Data authority and autonomy in SOA

deastr · May 15, 2023, 6:20am

I’ve watched Dennis van der Stelt’s Autonomous microservices don’t share data seminar and he said that when you share data you lose authority and autonomy of that data. I can’t quite wrap my head around why this is bad. He gave an example about if the data is wrong you’ll have distributed wrong data and you won’t know who has it. Yes this is a possibility but other than this example I can’t quite understand why sharing data is bad. I’d be glad if anyone can share their opinion.

mauroservienti · May 16, 2023, 7:12am

Welcome to the Particular discussion group, @deastr.

I discuss the topic of ownership in my “All our aggregates are wrong” presentation, where I provide different examples of why that can lead to issues.

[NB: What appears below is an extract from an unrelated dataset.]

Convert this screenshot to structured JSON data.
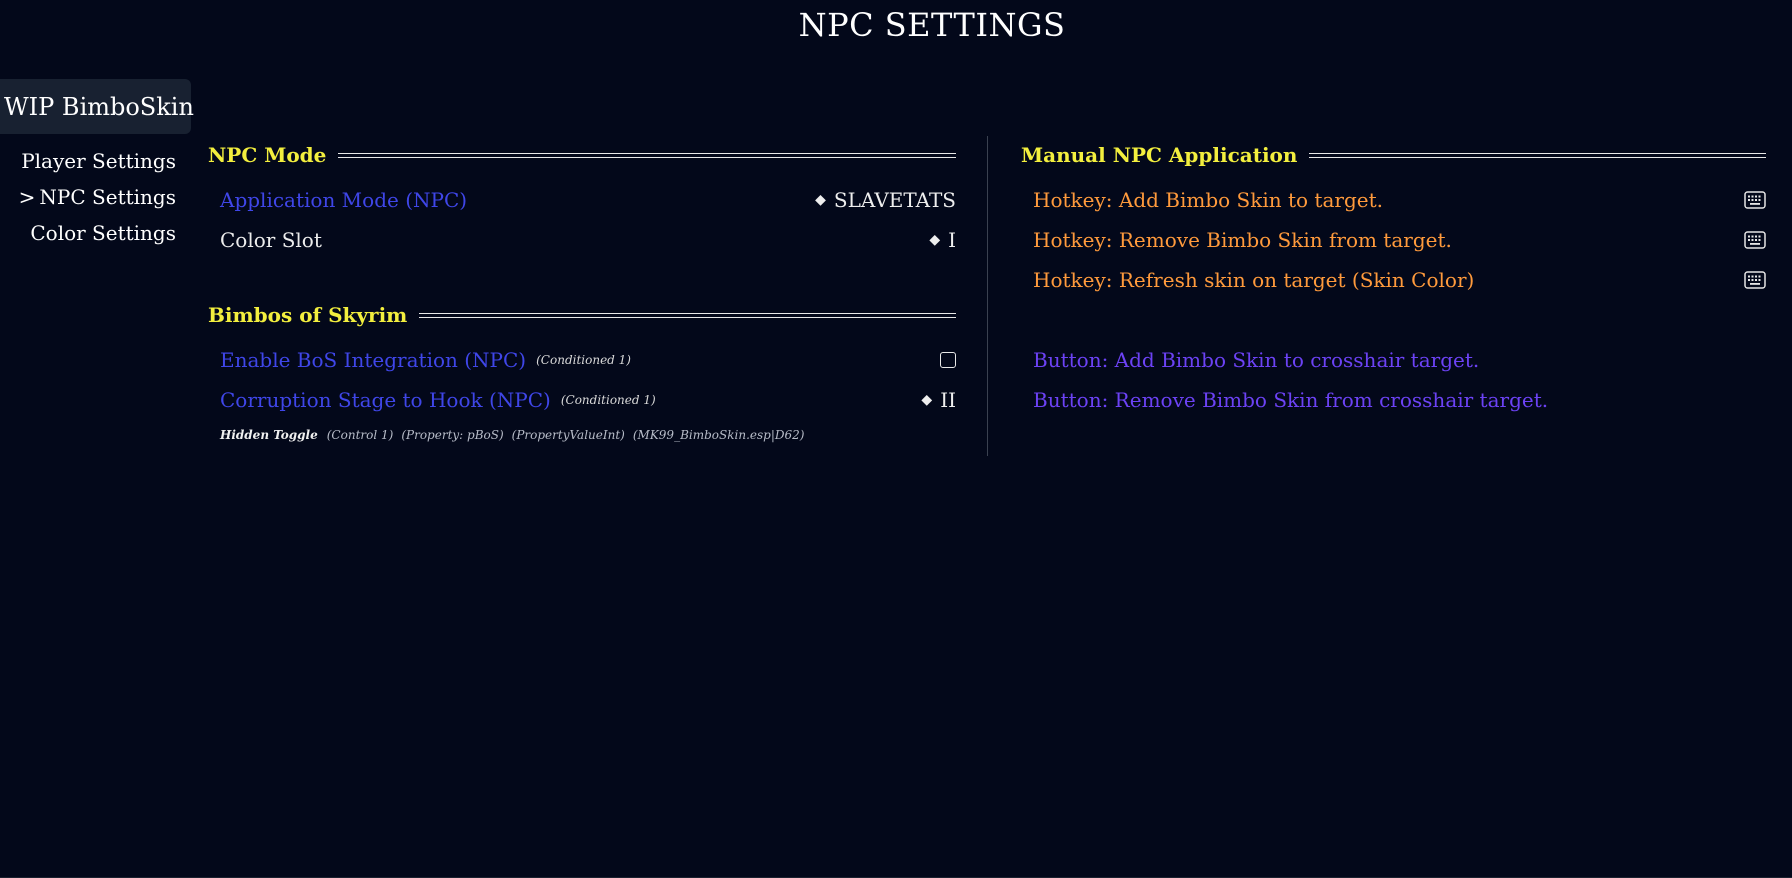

Let me know if that helps.

deastr · May 16, 2023, 7:24am

Thank you. I’ve watched your presentation (and many others) and I also red your blog as well. You were talking about data that belong together should be together but, if I didn’t miss something, I still fail to understand the “why” part of why is sharing data considered bad.

Dennis · May 16, 2023, 7:55am

Valid question. The answer is because of this database diagram. Text continues below…

This is a database diagram I was once introduced to and had to work with. And it’s not even all of it, the actual thing was even bigger. The hardest part about a database like this is that there is an insane amount of hidden coupling. This means you can’t just change some code or feature, without potentially breaking a whole bunch of stuff you didn’t even know relied on it. As a result, I’ve been on numerous projects that had a very large test team that ran through hundreds of scenarios to make sure we didn’t break anything. But we still did, because it was hidden coupling and we broke something without knowing. So the test suites were extended with even more tests. Until a point where testing the system took longer than actually developing the feature. Which resulted in automated user interface tests. And then those became so complex, that you’d basically had to write tests for the tests, etc, etc, etc.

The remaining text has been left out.